Written by: Tiffany Julian, Social, Economic and Housing Statistics Division
The 2008 presidential election saw the largest level of voting turnout among black citizens since the Census Bureau began consistently measuring citizenship status in 1996. A similar peak was also reached for Hispanic citizens. In the election of 2010, did either of these groups keep up their voter turnout rates?
At first glance, the answer is “no” because both groups declined as a portion of the voting population from 2008 to 2010. However, this ignores the large difference in voting patterns between presidential elections and congressional elections.

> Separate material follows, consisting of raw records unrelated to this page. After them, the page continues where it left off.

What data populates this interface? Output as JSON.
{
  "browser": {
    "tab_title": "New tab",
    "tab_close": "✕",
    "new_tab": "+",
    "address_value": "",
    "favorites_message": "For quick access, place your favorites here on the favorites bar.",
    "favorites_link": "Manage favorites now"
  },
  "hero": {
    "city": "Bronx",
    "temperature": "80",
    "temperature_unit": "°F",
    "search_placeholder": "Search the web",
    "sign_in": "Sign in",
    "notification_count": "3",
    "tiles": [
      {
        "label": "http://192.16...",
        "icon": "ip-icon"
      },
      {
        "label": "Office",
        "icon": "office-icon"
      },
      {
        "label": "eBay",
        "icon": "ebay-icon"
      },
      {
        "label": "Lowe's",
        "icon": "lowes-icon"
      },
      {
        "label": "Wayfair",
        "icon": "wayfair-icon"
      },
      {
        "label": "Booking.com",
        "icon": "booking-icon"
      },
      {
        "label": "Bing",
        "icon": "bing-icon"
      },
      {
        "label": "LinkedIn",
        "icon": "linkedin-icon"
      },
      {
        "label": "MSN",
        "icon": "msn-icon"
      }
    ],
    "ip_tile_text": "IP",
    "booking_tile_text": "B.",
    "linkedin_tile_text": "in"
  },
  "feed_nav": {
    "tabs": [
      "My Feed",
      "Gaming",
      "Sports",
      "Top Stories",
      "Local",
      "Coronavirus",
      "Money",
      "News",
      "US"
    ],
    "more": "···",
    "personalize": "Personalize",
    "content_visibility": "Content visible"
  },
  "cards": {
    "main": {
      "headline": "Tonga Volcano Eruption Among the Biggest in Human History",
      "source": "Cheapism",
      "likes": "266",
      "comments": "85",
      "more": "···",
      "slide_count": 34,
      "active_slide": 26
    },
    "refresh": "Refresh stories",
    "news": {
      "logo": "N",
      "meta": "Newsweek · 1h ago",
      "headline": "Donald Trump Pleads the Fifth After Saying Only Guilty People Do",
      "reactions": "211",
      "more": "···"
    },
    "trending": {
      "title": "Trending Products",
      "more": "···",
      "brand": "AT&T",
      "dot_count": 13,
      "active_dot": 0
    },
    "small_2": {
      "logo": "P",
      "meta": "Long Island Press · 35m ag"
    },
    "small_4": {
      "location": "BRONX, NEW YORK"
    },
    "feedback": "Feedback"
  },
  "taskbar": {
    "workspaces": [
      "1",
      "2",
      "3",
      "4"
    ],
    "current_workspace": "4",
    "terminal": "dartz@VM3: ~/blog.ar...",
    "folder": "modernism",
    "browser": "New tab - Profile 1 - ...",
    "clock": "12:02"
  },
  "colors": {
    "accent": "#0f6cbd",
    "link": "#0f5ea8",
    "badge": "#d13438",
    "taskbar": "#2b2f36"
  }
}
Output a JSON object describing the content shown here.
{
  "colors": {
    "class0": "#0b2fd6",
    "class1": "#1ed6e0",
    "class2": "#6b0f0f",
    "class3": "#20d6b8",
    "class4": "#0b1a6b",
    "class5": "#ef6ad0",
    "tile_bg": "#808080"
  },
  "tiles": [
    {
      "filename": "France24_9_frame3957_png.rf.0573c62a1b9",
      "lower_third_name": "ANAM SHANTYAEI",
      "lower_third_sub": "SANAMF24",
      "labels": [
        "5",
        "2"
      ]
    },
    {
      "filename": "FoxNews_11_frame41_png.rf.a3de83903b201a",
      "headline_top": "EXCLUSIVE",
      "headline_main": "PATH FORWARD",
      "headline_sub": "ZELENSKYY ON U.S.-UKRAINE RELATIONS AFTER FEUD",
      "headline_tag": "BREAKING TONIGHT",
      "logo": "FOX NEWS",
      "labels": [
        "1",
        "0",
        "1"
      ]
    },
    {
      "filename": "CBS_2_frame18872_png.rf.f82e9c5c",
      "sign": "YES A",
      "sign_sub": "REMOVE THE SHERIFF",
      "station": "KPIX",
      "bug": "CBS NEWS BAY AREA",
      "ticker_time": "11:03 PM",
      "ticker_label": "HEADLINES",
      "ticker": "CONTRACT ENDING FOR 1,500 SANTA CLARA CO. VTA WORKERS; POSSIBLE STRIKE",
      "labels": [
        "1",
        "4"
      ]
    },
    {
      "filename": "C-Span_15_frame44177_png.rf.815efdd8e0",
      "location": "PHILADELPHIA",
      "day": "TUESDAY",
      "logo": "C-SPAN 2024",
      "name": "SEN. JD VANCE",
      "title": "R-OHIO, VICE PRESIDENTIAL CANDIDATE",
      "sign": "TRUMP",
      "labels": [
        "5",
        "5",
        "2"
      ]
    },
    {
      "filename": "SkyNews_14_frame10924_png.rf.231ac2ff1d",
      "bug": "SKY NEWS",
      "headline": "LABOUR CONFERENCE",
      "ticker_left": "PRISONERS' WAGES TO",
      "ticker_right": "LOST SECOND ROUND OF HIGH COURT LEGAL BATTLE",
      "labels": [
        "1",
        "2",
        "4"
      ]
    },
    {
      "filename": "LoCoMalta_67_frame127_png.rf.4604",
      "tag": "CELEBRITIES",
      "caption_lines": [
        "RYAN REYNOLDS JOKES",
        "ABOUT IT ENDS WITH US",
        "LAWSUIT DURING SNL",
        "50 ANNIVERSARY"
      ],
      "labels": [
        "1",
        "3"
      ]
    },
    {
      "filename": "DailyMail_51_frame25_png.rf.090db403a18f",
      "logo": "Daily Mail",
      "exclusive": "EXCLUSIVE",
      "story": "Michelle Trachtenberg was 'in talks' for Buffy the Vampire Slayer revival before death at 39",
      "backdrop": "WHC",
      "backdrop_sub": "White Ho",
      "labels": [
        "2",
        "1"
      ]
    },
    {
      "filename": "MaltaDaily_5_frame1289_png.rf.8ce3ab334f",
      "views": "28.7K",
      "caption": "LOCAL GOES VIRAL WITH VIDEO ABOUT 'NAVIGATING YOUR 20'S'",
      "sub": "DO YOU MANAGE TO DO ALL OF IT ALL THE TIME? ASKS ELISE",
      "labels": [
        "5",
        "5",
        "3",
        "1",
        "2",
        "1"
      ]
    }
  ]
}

In presidential elections (2000, 2004, 2008), voter turnout increases for all groups, including black and Hispanic citizens. The black share of the presidential vote in 2000, 2004 and 2008 averaged 0.7 percentage points higher than the following congressional vote (2002, 2006, 2010). The margin for Hispanics was 0.2 percentage points. (These percentages, 0.7 and 0.2 percent, are not statistically different.) A drop-off going from a presidential to a congressional election was to be expected for both groups.
After the record-setting turnout in 2008, neither the Hispanics’ nor the blacks’ share of the vote fell more than it had in most recent congressional elections. As a result, the black and Hispanic contribution to the vote in 2010 was higher than in any of the other congressional elections from 1998 to 2010.
These numbers come from Voting and Registration in the Election of November 2010, a set of tables that compares voting and registration patterns by demographic, social and geographic characteristics. They also include state figures on voting and registration.